Nur die SP greift vielleicht an

Einzig die SP ist noch unentschlossen. «Er hat sich etwas gar lange Zeit gelassen mit einer Ansage», moniert Parteipräsidentin Balmer. «Für die Parteien wäre es angenehmer, früher Bescheid zu wissen. So eine Kampagne ist aufwendig.» Das Verhältnis zwischen Iten und der SP ist kompliziert. Vor seiner Wahl als Gemeindepräsident 2012 sass Iten für die SP im Gemeinderat, trat dann aber im letzten Moment aus der Partei aus und eroberte als wilder Kandidat, unter anderem gegen einen SP-Mann, das Präsidium. Seither wurde er einmal still wiedergewählt und 2020 von der SP herausgefordert. Chancenlos. Davon, dass Iten so fest im Sattel sitzt, wolle man sich aber nicht abhalten lassen, sagt Balmer.  «Dass es keine stille Wahl gab, sorgte dafür, dass der Wahlkampf insgesamt stärker wahrgenommen wurde.» Das habe vermutlich dazu beigetragen, dass die SP bei den Parlamentswahlen zwei Sitze hinzugewinnen konnte.

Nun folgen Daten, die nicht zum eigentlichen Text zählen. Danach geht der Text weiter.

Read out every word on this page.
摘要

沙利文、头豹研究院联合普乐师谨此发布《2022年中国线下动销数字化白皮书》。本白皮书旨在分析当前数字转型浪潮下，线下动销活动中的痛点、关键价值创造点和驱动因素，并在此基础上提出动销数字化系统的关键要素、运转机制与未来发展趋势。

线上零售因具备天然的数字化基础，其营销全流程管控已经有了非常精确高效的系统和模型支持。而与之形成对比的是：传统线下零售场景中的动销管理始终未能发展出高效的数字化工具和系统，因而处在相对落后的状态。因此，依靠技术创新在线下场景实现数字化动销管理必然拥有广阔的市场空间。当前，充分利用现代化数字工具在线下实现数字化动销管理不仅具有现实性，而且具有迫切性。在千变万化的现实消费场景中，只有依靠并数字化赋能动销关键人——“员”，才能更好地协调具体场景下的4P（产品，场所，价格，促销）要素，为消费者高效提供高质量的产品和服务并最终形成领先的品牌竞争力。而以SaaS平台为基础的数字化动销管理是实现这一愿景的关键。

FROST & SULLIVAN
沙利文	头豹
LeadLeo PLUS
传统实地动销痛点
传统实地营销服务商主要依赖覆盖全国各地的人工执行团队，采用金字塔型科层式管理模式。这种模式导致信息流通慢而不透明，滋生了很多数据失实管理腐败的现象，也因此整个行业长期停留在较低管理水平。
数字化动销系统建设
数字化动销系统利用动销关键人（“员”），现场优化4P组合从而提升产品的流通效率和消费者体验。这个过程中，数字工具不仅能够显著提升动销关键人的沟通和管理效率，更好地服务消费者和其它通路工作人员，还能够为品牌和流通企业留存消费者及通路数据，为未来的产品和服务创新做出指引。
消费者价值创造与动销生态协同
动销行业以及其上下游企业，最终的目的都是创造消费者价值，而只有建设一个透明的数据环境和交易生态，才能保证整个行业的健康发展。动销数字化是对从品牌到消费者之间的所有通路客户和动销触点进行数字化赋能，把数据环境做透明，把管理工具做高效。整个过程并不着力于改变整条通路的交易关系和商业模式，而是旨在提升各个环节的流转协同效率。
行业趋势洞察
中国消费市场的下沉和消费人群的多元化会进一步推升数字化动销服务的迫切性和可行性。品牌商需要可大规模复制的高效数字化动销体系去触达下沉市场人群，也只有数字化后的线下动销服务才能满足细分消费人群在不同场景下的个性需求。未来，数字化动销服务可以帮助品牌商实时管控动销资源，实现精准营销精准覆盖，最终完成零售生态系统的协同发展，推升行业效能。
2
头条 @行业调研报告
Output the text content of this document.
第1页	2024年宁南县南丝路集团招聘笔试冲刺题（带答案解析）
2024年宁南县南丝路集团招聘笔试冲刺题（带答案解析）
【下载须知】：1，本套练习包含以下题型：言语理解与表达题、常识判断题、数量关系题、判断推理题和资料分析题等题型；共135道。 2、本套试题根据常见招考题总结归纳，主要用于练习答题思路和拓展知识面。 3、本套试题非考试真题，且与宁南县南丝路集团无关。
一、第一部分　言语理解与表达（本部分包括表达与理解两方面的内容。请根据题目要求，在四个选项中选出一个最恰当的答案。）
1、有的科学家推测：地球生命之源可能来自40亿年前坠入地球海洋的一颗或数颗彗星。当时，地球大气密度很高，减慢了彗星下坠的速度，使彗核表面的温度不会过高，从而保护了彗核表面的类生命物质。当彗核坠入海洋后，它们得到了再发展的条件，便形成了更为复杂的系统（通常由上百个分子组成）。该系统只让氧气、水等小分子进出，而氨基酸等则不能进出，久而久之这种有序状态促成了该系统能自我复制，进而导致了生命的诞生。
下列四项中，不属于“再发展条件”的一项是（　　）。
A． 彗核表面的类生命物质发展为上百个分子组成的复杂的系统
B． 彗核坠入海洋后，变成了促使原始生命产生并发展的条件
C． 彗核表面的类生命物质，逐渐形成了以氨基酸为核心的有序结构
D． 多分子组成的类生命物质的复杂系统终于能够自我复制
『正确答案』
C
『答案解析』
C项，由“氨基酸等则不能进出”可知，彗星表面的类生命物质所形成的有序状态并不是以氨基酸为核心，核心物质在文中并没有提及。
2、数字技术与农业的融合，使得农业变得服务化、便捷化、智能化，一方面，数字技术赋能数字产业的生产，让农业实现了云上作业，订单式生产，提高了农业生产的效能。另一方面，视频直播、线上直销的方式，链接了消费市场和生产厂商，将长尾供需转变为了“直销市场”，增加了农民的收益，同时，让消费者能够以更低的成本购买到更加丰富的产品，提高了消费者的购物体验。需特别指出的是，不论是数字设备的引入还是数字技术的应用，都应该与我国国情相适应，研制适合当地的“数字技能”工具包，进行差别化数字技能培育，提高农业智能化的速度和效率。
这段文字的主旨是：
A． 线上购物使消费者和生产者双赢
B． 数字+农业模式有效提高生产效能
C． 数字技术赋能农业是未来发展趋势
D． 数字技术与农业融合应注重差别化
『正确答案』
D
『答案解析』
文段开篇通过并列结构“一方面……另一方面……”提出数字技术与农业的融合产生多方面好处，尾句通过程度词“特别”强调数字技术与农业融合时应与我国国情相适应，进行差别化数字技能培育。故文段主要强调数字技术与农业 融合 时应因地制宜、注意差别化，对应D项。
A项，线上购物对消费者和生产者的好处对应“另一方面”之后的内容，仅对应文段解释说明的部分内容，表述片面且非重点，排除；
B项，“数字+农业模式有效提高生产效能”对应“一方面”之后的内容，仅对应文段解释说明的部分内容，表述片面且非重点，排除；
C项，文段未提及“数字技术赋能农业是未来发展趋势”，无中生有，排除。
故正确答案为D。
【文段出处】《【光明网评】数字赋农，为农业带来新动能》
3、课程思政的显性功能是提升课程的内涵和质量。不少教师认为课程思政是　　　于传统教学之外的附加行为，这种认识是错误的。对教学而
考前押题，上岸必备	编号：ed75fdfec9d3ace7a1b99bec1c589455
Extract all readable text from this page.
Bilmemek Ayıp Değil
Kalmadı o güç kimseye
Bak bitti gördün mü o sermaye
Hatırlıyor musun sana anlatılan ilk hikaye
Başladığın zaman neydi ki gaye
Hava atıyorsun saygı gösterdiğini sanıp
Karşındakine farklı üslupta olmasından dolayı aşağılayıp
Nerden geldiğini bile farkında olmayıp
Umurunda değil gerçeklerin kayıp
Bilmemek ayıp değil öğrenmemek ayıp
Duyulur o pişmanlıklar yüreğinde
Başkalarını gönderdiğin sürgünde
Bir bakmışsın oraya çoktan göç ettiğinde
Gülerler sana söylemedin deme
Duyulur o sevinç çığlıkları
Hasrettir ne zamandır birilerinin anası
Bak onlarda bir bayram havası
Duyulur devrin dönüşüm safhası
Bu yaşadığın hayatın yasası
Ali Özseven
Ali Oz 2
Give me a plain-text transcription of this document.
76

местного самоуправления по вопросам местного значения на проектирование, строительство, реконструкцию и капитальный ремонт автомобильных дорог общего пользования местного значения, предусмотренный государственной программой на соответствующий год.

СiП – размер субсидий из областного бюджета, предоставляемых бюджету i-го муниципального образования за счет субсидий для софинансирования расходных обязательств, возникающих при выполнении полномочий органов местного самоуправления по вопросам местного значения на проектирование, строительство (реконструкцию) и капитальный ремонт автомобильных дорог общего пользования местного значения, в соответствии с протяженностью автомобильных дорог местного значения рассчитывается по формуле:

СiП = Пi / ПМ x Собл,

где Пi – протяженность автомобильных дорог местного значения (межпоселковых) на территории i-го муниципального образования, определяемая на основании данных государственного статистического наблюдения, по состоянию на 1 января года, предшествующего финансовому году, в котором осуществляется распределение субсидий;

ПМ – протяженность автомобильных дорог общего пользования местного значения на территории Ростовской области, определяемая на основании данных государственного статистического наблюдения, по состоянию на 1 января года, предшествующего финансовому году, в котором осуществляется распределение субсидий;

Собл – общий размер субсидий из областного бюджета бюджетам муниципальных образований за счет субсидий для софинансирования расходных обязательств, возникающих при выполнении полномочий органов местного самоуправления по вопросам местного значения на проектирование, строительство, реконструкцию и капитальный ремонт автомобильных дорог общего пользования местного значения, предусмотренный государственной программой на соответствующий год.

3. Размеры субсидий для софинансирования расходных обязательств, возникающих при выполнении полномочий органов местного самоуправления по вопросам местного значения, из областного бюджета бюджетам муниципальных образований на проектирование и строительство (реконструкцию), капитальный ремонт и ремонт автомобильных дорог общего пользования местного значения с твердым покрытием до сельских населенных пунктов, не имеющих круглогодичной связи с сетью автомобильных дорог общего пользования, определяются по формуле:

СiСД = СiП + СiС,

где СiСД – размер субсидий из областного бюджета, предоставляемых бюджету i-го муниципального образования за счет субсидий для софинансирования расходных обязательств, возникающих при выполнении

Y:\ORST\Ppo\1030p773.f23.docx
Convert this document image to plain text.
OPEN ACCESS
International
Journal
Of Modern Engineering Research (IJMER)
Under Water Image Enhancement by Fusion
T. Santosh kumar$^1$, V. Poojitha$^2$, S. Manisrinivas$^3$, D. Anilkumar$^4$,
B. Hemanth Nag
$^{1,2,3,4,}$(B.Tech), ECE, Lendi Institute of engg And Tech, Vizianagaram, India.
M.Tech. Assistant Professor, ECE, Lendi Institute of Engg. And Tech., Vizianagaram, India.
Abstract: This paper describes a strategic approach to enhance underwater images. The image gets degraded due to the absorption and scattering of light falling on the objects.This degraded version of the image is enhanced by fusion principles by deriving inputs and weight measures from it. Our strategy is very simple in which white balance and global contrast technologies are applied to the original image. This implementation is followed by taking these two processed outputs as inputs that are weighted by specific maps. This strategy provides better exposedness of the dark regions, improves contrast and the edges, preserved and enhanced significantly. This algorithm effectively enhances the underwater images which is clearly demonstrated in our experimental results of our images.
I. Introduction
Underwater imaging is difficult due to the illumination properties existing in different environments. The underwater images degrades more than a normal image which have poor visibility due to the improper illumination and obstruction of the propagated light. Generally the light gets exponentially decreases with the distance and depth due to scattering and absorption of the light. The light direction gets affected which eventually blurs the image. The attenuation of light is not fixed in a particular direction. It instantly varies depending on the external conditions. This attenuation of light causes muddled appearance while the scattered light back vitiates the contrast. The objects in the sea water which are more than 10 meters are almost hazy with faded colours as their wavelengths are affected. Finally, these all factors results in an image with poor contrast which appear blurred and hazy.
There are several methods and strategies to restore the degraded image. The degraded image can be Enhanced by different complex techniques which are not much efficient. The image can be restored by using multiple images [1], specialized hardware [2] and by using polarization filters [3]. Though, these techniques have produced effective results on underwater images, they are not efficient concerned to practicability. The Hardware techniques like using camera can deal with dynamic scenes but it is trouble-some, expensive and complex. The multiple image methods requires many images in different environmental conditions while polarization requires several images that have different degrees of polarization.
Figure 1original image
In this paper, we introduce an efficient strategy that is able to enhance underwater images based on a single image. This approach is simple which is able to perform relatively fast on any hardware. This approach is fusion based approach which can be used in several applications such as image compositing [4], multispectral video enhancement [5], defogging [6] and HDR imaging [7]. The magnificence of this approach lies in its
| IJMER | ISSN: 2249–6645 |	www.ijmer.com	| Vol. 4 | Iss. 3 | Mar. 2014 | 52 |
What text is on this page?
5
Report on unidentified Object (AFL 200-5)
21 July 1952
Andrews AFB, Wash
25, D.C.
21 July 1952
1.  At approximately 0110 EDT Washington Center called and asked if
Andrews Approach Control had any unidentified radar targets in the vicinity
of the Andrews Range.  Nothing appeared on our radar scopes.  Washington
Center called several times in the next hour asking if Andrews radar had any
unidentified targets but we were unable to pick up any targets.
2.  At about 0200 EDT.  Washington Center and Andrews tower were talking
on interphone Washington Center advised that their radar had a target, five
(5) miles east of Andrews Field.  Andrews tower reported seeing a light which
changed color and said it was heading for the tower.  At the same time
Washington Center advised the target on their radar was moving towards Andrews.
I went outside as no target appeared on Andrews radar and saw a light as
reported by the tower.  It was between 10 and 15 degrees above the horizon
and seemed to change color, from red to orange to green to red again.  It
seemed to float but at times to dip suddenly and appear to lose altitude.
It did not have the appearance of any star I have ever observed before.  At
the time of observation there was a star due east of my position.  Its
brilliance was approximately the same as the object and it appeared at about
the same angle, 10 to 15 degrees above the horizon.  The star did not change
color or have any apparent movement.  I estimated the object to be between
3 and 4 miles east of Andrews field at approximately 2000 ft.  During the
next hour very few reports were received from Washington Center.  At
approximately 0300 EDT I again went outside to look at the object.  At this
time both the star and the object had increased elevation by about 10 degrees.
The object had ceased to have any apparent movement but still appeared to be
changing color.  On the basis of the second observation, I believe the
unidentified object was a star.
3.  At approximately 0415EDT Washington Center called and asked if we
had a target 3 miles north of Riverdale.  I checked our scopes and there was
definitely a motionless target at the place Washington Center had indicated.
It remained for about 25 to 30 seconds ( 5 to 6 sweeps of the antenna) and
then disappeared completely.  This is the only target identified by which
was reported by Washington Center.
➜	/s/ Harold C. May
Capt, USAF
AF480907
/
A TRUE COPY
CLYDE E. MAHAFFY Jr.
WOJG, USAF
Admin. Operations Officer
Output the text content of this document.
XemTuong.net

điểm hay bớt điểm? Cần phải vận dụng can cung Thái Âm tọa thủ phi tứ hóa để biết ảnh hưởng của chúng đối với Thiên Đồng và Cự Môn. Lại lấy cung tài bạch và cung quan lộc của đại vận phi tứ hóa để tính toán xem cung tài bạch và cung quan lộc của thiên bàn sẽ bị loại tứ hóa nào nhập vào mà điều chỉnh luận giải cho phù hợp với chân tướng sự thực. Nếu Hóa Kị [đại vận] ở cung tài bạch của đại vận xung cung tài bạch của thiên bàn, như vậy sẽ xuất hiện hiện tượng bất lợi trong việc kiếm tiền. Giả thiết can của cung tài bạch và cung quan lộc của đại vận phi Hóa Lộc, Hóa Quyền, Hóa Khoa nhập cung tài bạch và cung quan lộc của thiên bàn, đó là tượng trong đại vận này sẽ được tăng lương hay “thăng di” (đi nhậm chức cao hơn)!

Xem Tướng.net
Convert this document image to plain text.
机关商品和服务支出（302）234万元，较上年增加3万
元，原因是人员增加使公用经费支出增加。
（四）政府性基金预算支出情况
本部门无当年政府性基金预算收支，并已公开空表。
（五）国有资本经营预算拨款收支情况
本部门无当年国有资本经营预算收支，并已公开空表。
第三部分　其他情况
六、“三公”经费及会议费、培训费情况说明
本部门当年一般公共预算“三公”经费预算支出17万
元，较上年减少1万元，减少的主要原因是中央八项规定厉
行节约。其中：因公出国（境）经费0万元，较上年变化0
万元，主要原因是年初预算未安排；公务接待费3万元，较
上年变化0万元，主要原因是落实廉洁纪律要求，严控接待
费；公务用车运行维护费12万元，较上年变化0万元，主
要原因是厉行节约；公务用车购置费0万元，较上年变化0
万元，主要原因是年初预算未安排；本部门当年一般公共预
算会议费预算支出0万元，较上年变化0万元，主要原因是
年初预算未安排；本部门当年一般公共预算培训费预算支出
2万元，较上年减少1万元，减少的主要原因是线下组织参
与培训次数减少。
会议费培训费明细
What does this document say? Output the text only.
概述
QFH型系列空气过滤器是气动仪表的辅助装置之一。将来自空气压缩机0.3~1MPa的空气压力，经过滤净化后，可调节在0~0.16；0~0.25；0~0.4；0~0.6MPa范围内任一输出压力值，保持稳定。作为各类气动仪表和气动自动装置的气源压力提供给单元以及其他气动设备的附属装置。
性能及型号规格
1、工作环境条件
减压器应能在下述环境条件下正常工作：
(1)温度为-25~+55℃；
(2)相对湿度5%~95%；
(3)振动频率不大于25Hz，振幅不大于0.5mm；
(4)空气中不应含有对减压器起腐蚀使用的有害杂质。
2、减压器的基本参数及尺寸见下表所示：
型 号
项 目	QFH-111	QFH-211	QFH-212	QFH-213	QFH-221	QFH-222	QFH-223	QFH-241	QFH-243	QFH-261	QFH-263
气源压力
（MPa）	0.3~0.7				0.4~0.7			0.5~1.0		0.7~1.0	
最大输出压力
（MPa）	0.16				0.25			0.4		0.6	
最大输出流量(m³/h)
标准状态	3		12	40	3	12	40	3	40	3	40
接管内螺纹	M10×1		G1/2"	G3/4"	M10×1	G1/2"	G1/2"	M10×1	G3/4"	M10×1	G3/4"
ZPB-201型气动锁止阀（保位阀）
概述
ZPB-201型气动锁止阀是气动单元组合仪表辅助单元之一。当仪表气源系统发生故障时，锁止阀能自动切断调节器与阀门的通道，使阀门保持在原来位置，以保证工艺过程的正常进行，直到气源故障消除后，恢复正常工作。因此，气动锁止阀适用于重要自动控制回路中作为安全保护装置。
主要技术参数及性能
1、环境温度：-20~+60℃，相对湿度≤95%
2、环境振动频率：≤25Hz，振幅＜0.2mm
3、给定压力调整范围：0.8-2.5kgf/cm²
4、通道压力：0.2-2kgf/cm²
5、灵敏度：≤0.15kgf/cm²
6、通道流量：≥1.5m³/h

«Ich kann schlecht Nein sagen», nennt Iten als eine seiner Schwächen. Was auch mit seiner grenzenlosen Neugierde zusammenhänge. 24 Stunden am Tag, 7 Tage die Woche verfügbar; das ist das Stichwort für die Frage, die alle Gemeindepräsidenten beantworten müssen, die mit der Autorin dieses Texts sprechen. Wann hat Thomas Iten Zeit für seine Frau und die beiden Kinder im Teenageralter? «Sie wissen, dass Gemeindepräsident kein Nine-to-five-Job ist. Und wir haben Rituale», so Iten. «Wir essen immer zusammen Zmorge, gehen zusammen in die Ferien und ich versuche, alle Matches und Konzerte meiner Söhne zu besuchen.» Ausserdem gehe die Familie manchmal bewusst ausserhalb von Ostermundigen einkaufen, damit er nicht dauernd angesprochen werde. Obwohl er gerade diese Gespräche auf der Strasse und an der Migros-Kasse sehr schätze. «Man spürt dann, was die Leute beschäftigt.»